Иррис сделала шаг в сторону, так, чтобы между ними оказался не только стол, но и две больших стопки с книгами, которые закрывали её почти до шеи.
— Потому что ты любишь ветер и свободу, — произнесла она медленно, трогая пальцами углы толстых фолиантов, пытаясь их выровнять и не глядя Альберту в глаза, — и потому что ты из тех, кто может быть только первым. Кто может бросить вызов Богине Айфур и сражаться с ней на равных. Кто лучше умрёт, чем сдастся. Ты одинок, но не боишься быть одиноким, потому что те, кто идут первыми — одиноки всегда.
— Быть первым? Было бы ради чего, — произнёс он изменившимся голосом, в котором прозвучали хриплые ноты, — всякому парусу нужен свой ветер, Иррис… Даже если этот ветер штормовой.
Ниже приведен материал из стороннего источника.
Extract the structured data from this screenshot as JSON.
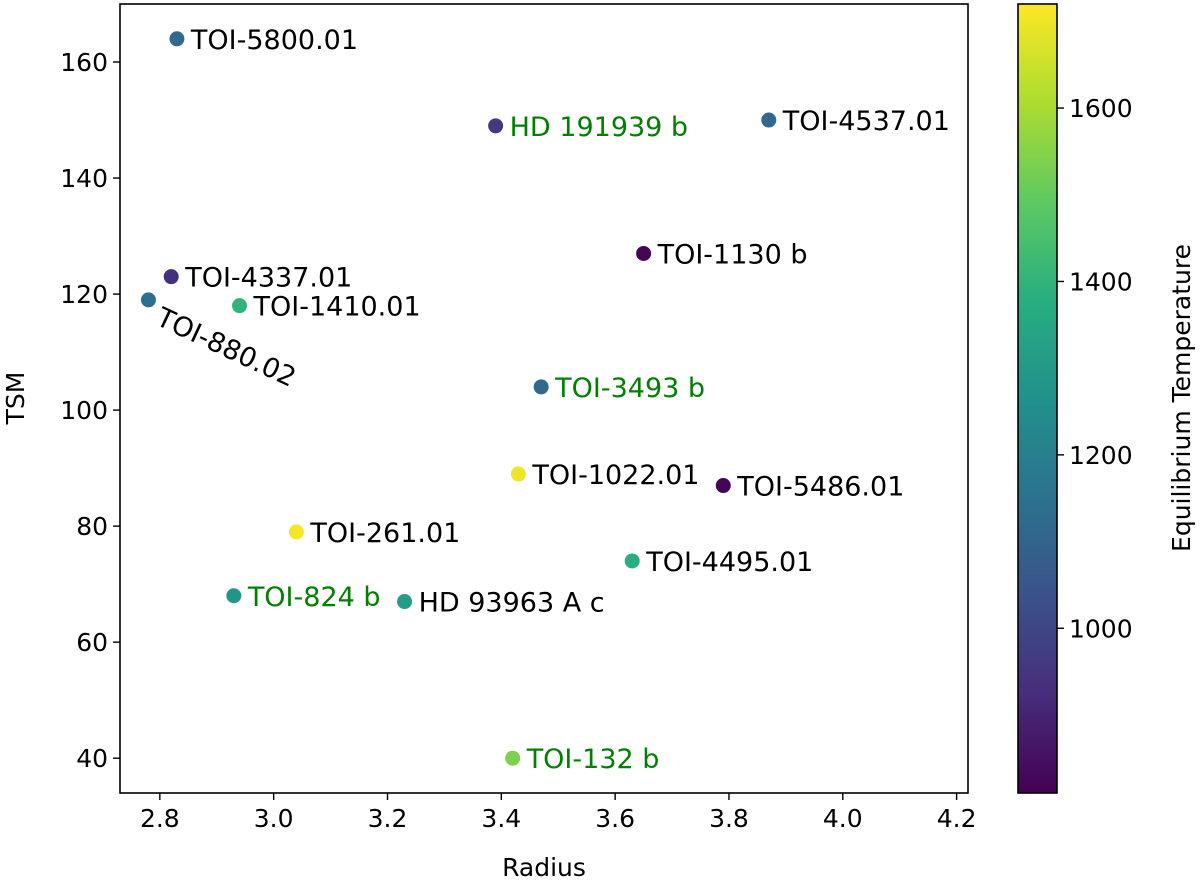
{
  "chart_data": {
    "type": "scatter",
    "title": "",
    "xlabel": "Radius",
    "ylabel": "TSM",
    "xlim": [
      2.73,
      4.22
    ],
    "ylim": [
      34,
      170
    ],
    "xticks": [
      2.8,
      3.0,
      3.2,
      3.4,
      3.6,
      3.8,
      4.0,
      4.2
    ],
    "xtick_labels": [
      "2.8",
      "3.0",
      "3.2",
      "3.4",
      "3.6",
      "3.8",
      "4.0",
      "4.2"
    ],
    "yticks": [
      40,
      60,
      80,
      100,
      120,
      140,
      160
    ],
    "ytick_labels": [
      "40",
      "60",
      "80",
      "100",
      "120",
      "140",
      "160"
    ],
    "colorbar": {
      "label": "Equilibrium Temperature",
      "range": [
        810,
        1720
      ],
      "ticks": [
        1000,
        1200,
        1400,
        1600
      ],
      "tick_labels": [
        "1000",
        "1200",
        "1400",
        "1600"
      ],
      "colormap": "viridis"
    },
    "points": [
      {
        "name": "TOI-5800.01",
        "x": 2.83,
        "y": 164,
        "teq": 1120,
        "label_color": "#000000",
        "label_rotation": 0
      },
      {
        "name": "HD 191939 b",
        "x": 3.39,
        "y": 149,
        "teq": 960,
        "label_color": "#008000",
        "label_rotation": 0
      },
      {
        "name": "TOI-4537.01",
        "x": 3.87,
        "y": 150,
        "teq": 1120,
        "label_color": "#000000",
        "label_rotation": 0
      },
      {
        "name": "TOI-1130 b",
        "x": 3.65,
        "y": 127,
        "teq": 820,
        "label_color": "#000000",
        "label_rotation": 0
      },
      {
        "name": "TOI-4337.01",
        "x": 2.82,
        "y": 123,
        "teq": 930,
        "label_color": "#000000",
        "label_rotation": 0
      },
      {
        "name": "TOI-880.02",
        "x": 2.78,
        "y": 119,
        "teq": 1140,
        "label_color": "#000000",
        "label_rotation": 25
      },
      {
        "name": "TOI-1410.01",
        "x": 2.94,
        "y": 118,
        "teq": 1400,
        "label_color": "#000000",
        "label_rotation": 0
      },
      {
        "name": "TOI-3493 b",
        "x": 3.47,
        "y": 104,
        "teq": 1120,
        "label_color": "#008000",
        "label_rotation": 0
      },
      {
        "name": "TOI-1022.01",
        "x": 3.43,
        "y": 89,
        "teq": 1700,
        "label_color": "#000000",
        "label_rotation": 0
      },
      {
        "name": "TOI-5486.01",
        "x": 3.79,
        "y": 87,
        "teq": 820,
        "label_color": "#000000",
        "label_rotation": 0
      },
      {
        "name": "TOI-261.01",
        "x": 3.04,
        "y": 79,
        "teq": 1710,
        "label_color": "#000000",
        "label_rotation": 0
      },
      {
        "name": "TOI-4495.01",
        "x": 3.63,
        "y": 74,
        "teq": 1380,
        "label_color": "#000000",
        "label_rotation": 0
      },
      {
        "name": "TOI-824 b",
        "x": 2.93,
        "y": 68,
        "teq": 1280,
        "label_color": "#008000",
        "label_rotation": 0
      },
      {
        "name": "HD 93963 A c",
        "x": 3.23,
        "y": 67,
        "teq": 1310,
        "label_color": "#000000",
        "label_rotation": 0
      },
      {
        "name": "TOI-132 b",
        "x": 3.42,
        "y": 40,
        "teq": 1540,
        "label_color": "#008000",
        "label_rotation": 0
      }
    ]
  }
}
И я согласен — странно слышать, как кто-то другой произносит вслух твои мысли и чувствует то же, что чувствуешь ты.
Вторую волну она не видела, она просто почувствовала её всем телом. Не сбивающую с ног, не обжигающую яростным пламенем — невидимые тёплые руки обняли её всю, и невозможно было не поддаться такому объятью. На какое-то совсем короткое мгновенье она закрыла глаза, отдаваясь этому теплу и впитывая прикосновение кожей.
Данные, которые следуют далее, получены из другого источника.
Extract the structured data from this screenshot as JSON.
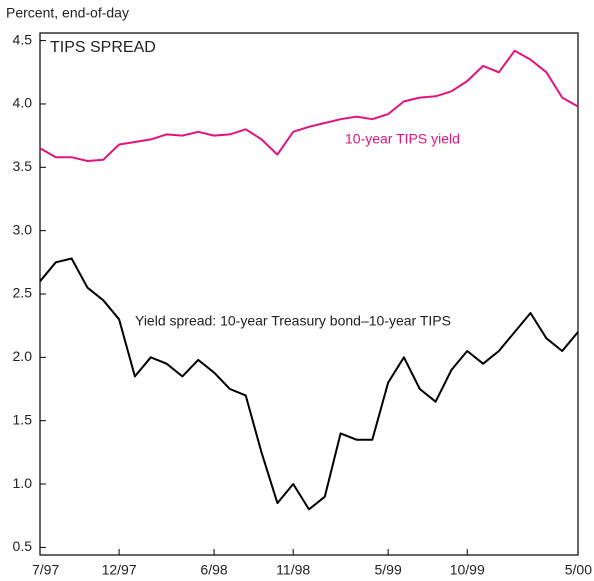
{
  "chart_data": {
    "type": "line",
    "title": "TIPS SPREAD",
    "y_axis_label": "Percent, end-of-day",
    "x": [
      "1997-07",
      "1997-08",
      "1997-09",
      "1997-10",
      "1997-11",
      "1997-12",
      "1998-01",
      "1998-02",
      "1998-03",
      "1998-04",
      "1998-05",
      "1998-06",
      "1998-07",
      "1998-08",
      "1998-09",
      "1998-10",
      "1998-11",
      "1998-12",
      "1999-01",
      "1999-02",
      "1999-03",
      "1999-04",
      "1999-05",
      "1999-06",
      "1999-07",
      "1999-08",
      "1999-09",
      "1999-10",
      "1999-11",
      "1999-12",
      "2000-01",
      "2000-02",
      "2000-03",
      "2000-04",
      "2000-05"
    ],
    "series": [
      {
        "name": "10-year TIPS yield",
        "color": "#e0147f",
        "values": [
          3.65,
          3.58,
          3.58,
          3.55,
          3.56,
          3.68,
          3.7,
          3.72,
          3.76,
          3.75,
          3.78,
          3.75,
          3.76,
          3.8,
          3.72,
          3.6,
          3.78,
          3.82,
          3.85,
          3.88,
          3.9,
          3.88,
          3.92,
          4.02,
          4.05,
          4.06,
          4.1,
          4.18,
          4.3,
          4.25,
          4.42,
          4.35,
          4.25,
          4.05,
          3.98
        ]
      },
      {
        "name": "Yield spread: 10-year Treasury bond–10-year TIPS",
        "color": "#000000",
        "values": [
          2.6,
          2.75,
          2.78,
          2.55,
          2.45,
          2.3,
          1.85,
          2.0,
          1.95,
          1.85,
          1.98,
          1.88,
          1.75,
          1.7,
          1.25,
          0.85,
          1.0,
          0.8,
          0.9,
          1.4,
          1.35,
          1.35,
          1.8,
          2.0,
          1.75,
          1.65,
          1.9,
          2.05,
          1.95,
          2.05,
          2.2,
          2.35,
          2.15,
          2.05,
          2.2
        ]
      }
    ],
    "ylim": [
      0.44,
      4.56
    ],
    "yticks": [
      0.5,
      {
        "value": 1,
        "label": "1.0"
      },
      1.5,
      {
        "value": 2,
        "label": "2.0"
      },
      2.5,
      {
        "value": 3,
        "label": "3.0"
      },
      3.5,
      {
        "value": 4,
        "label": "4.0"
      },
      4.5
    ],
    "xticks": [
      {
        "value": "1997-07",
        "label": "7/97"
      },
      {
        "value": "1997-12",
        "label": "12/97"
      },
      {
        "value": "1998-06",
        "label": "6/98"
      },
      {
        "value": "1998-11",
        "label": "11/98"
      },
      {
        "value": "1999-05",
        "label": "5/99"
      },
      {
        "value": "1999-10",
        "label": "10/99"
      },
      {
        "value": "2000-05",
        "label": "5/00"
      }
    ],
    "grid": false
  }
}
Вихрь растворил в себе огонь и распался, скользнул по щеке ласковым дуновением, сплетаясь с тем невидимым теплом, что обнимало её сейчас…
Никогда Иррис не испытывала ничего подобного. Это было ни на что не похоже и так волшебно, что пальцы её дрогнули, сдвигая фолианты, и стопка книг обрушилась на пол, погасив чудесное видение.
— Извини, я такая неловкая, — пробормотала она и бросилась собирать книги.